Some years ago I tried using a Kindle as the main medium from which to consume articles I saved to Instapaper. For a number of reasons the experience didn’t quite click with me and I stopped sending articles to my Kindle quite quickly. Until very recently, I hadn’t really given much thought to the idea of reading articles on my Kindle.
Every morning I have around fifteen minutes of time while I wait for and travel on the train to work, which upon reflection I decided that I was not really utilising very effectively. I started using this time to read fiction, and I made short work of rereading novels set in the Ghost in the Shell: Stand Alone Complex universe by Junichi Fujisaku.
I was surprised at just how much reading I was getting done while waiting for and travelling on trains, though I really shouldn’t have been given how much I spend writing and talking about the power and compounding returns of incremental learning and improvement strategies. After finishing the last novel, I started thinking of using that same time to make up for the time I was losing at home in reading my saved articles.

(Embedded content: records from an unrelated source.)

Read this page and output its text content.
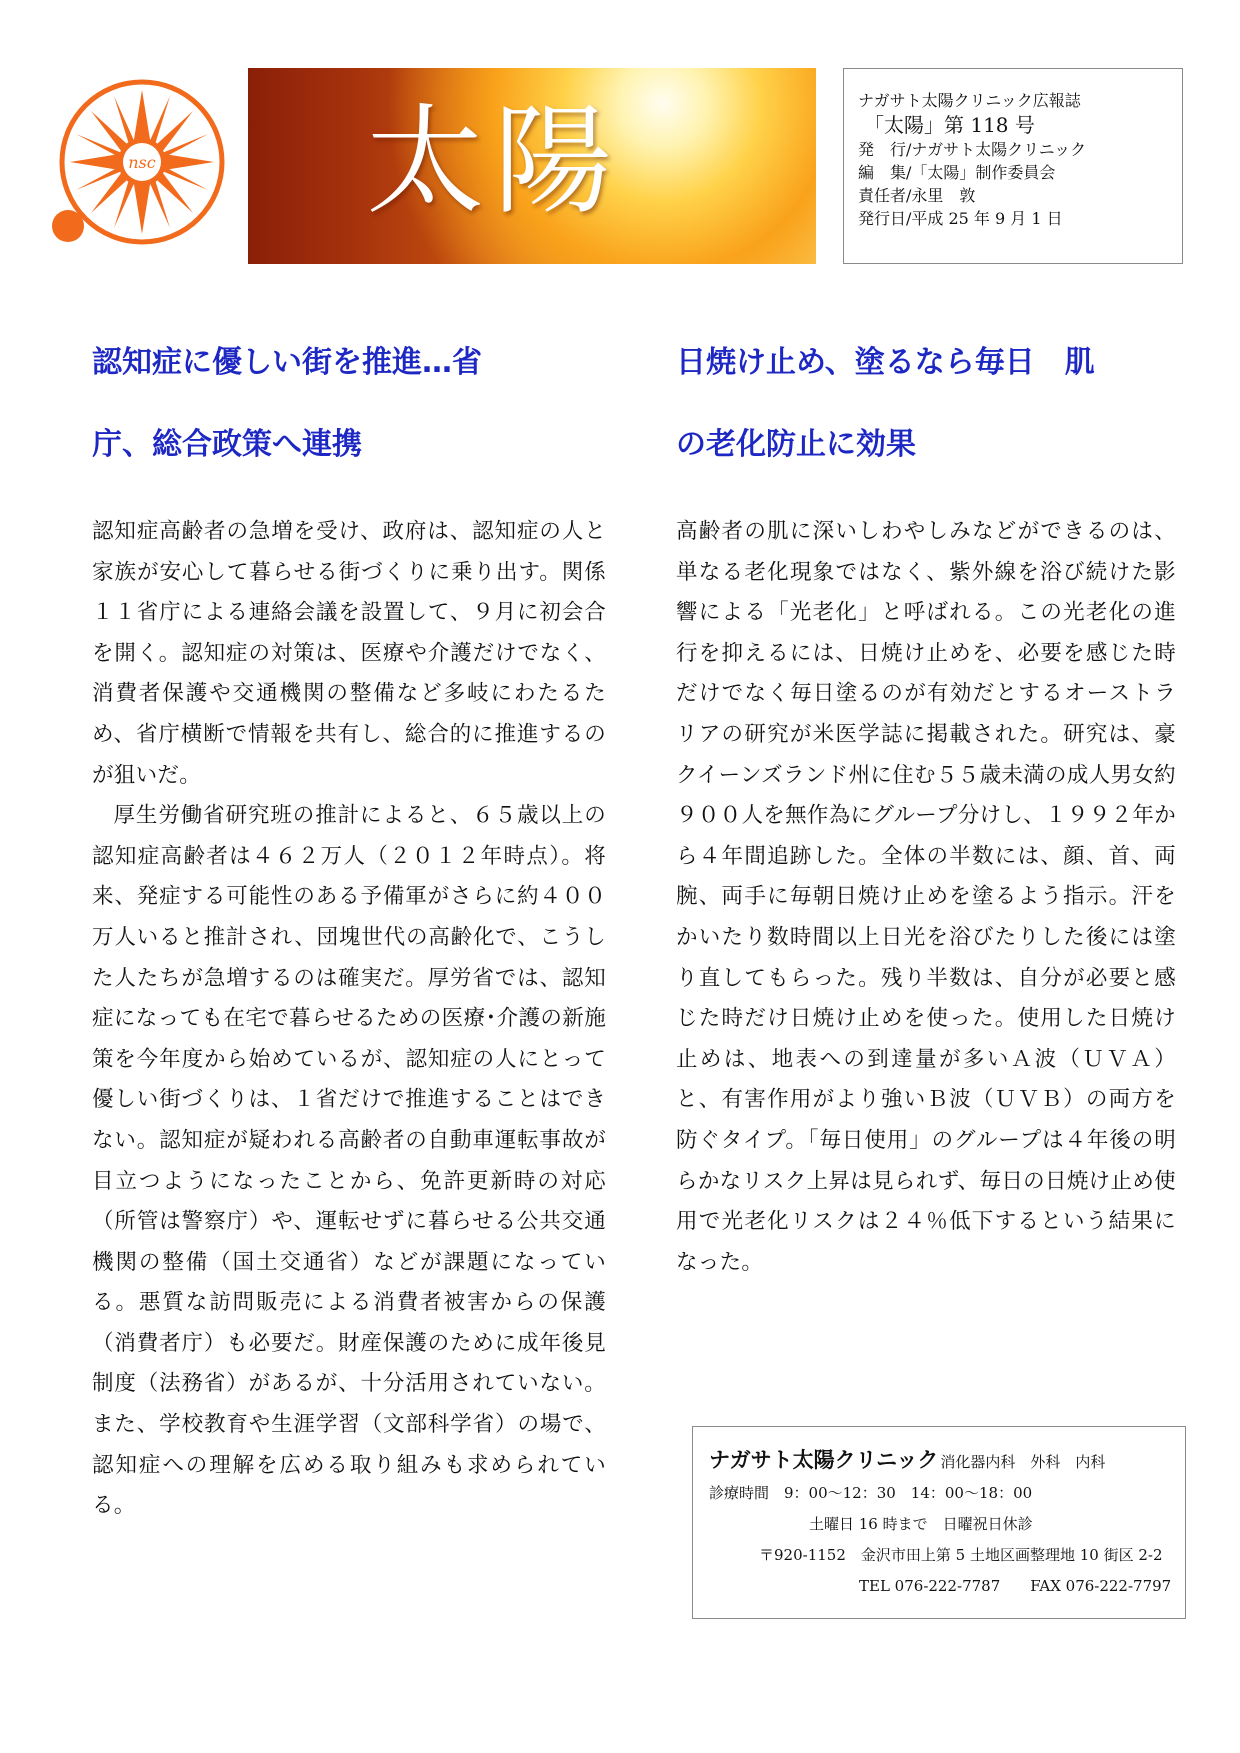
nsc 太陽	ナガサト太陽クリニック広報誌
「太陽」第 118 号
発　行/ナガサト太陽クリニック
編　集/「太陽」制作委員会
責任者/永里　敦
発行日/平成 25 年 9 月 1 日
認知症に優しい街を推進…省
庁、総合政策へ連携

認知症高齢者の急増を受け、政府は、認知症の人と家族が安心して暮らせる街づくりに乗り出す。関係１１省庁による連絡会議を設置して、９月に初会合を開く。認知症の対策は、医療や介護だけでなく、消費者保護や交通機関の整備など多岐にわたるため、省庁横断で情報を共有し、総合的に推進するのが狙いだ。

厚生労働省研究班の推計によると、６５歳以上の認知症高齢者は４６２万人（２０１２年時点）。将来、発症する可能性のある予備軍がさらに約４００万人いると推計され、団塊世代の高齢化で、こうした人たちが急増するのは確実だ。厚労省では、認知症になっても在宅で暮らせるための医療･介護の新施策を今年度から始めているが、認知症の人にとって優しい街づくりは、１省だけで推進することはできない。認知症が疑われる高齢者の自動車運転事故が目立つようになったことから、免許更新時の対応（所管は警察庁）や、運転せずに暮らせる公共交通機関の整備（国土交通省）などが課題になっている。悪質な訪問販売による消費者被害からの保護（消費者庁）も必要だ。財産保護のために成年後見制度（法務省）があるが、十分活用されていない。また、学校教育や生涯学習（文部科学省）の場で、認知症への理解を広める取り組みも求められている。

日焼け止め、塗るなら毎日　肌
の老化防止に効果

高齢者の肌に深いしわやしみなどができるのは、単なる老化現象ではなく、紫外線を浴び続けた影響による「光老化」と呼ばれる。この光老化の進行を抑えるには、日焼け止めを、必要を感じた時だけでなく毎日塗るのが有効だとするオーストラリアの研究が米医学誌に掲載された。研究は、豪クイーンズランド州に住む５５歳未満の成人男女約９００人を無作為にグループ分けし、１９９２年から４年間追跡した。全体の半数には、顔、首、両腕、両手に毎朝日焼け止めを塗るよう指示。汗をかいたり数時間以上日光を浴びたりした後には塗り直してもらった。残り半数は、自分が必要と感じた時だけ日焼け止めを使った。使用した日焼け止めは、地表への到達量が多いＡ波（ＵＶＡ）と、有害作用がより強いＢ波（ＵＶＢ）の両方を防ぐタイプ。「毎日使用」のグループは４年後の明らかなリスク上昇は見られず、毎日の日焼け止め使用で光老化リスクは２４％低下するという結果になった。

ナガサト太陽クリニック 消化器内科　外科　内科
診療時間　9：00～12：30　14：00～18：00
土曜日 16 時まで　日曜祝日休診
〒920-1152　金沢市田上第 5 土地区画整理地 10 街区 2-2
TEL 076-222-7787 FAX 076-222-7797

Usually this would have been done on my mobile phone or a tablet, but between the poor Instapaper experience on Android and my wife having permanently taken possession of my iPad, the only other reading device at my disposal was a Kindle. Setting up Instapaper to regularly send a selection of articles to my Kindle was painless process and in a matter of minutes I had a selection of articles from my backlog ready for me on my Kindle, complete with a table of contents to navigate between articles, and links to archive and like articles once I had finished reading them.

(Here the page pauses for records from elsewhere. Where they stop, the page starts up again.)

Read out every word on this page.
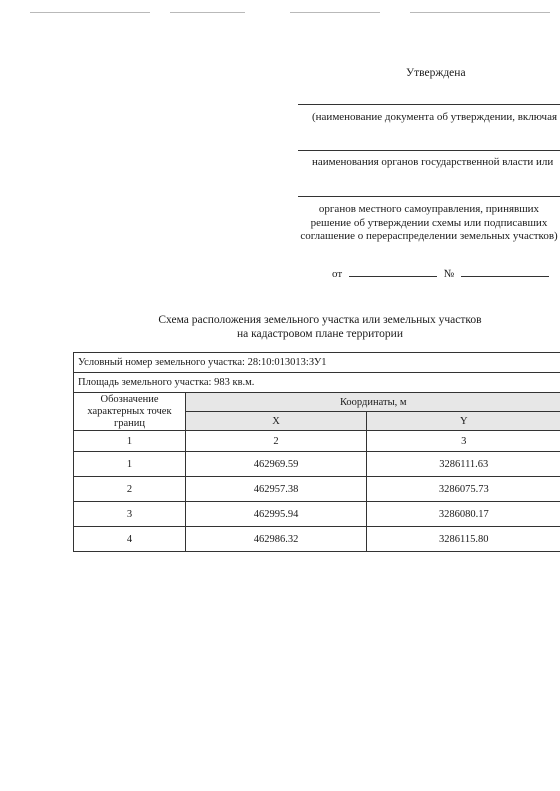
Утверждена
(наименование документа об утверждении, включая
наименования органов государственной власти или
органов местного самоуправления, принявших решение об утверждении схемы или подписавших соглашение о перераспределении земельных участков)
от	№
Схема расположения земельного участка или земельных участков
на кадастровом плане территории
Условный номер земельного участка: 28:10:013013:ЗУ1		
Площадь земельного участка: 983 кв.м.		
Обозначение характерных точек границ	Координаты, м	
	X	Y
1	2	3
1	462969.59	3286111.63
2	462957.38	3286075.73
3	462995.94	3286080.17
4	462986.32	3286115.80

I have been reading Instapaper articles on my Kindle for about a week now and I have two immediate observations:
- Not having to actively select something out my Instapaper backlog to read takes a huge weight off of my shoulders and makes the whole experience more pleasant and less of a chore
- My relationship with articles has been deeply coloured by the ubiquity of scrolling on both mobile platforms and browsers
This second point was quite surprising to me. When reading on a screen, whether it is a laptop screen, a phone screen or a tablet screen, the role of scrolling is central to the reading experience. It is so fundamental that I often scroll to scan around without thinking, even when I am mid-sentence. I’m willing to bet that my poor impulse control and scrolling habits have a significantly detrimental effect on the total time required for me to finish reading an article or set of articles.
E-ink readers such as the Kindle on the other hand can feel painfully slow when you are trying to scan through large swathes of text separated by multiple page turns. In embracing this slower pace and constraint on the ability to scan around, I have found my attention has been much more focused and attuned to the nuances of the articles that I am reading, and I have realised just how rare my moments of mindful reading of articles are these days.
I believe that this change has been key in marking a mental shift whereby reading saved articles has gone from being an obligation to an act of leisure, and has also revitalised my latent desire to invest time in reading longform writing.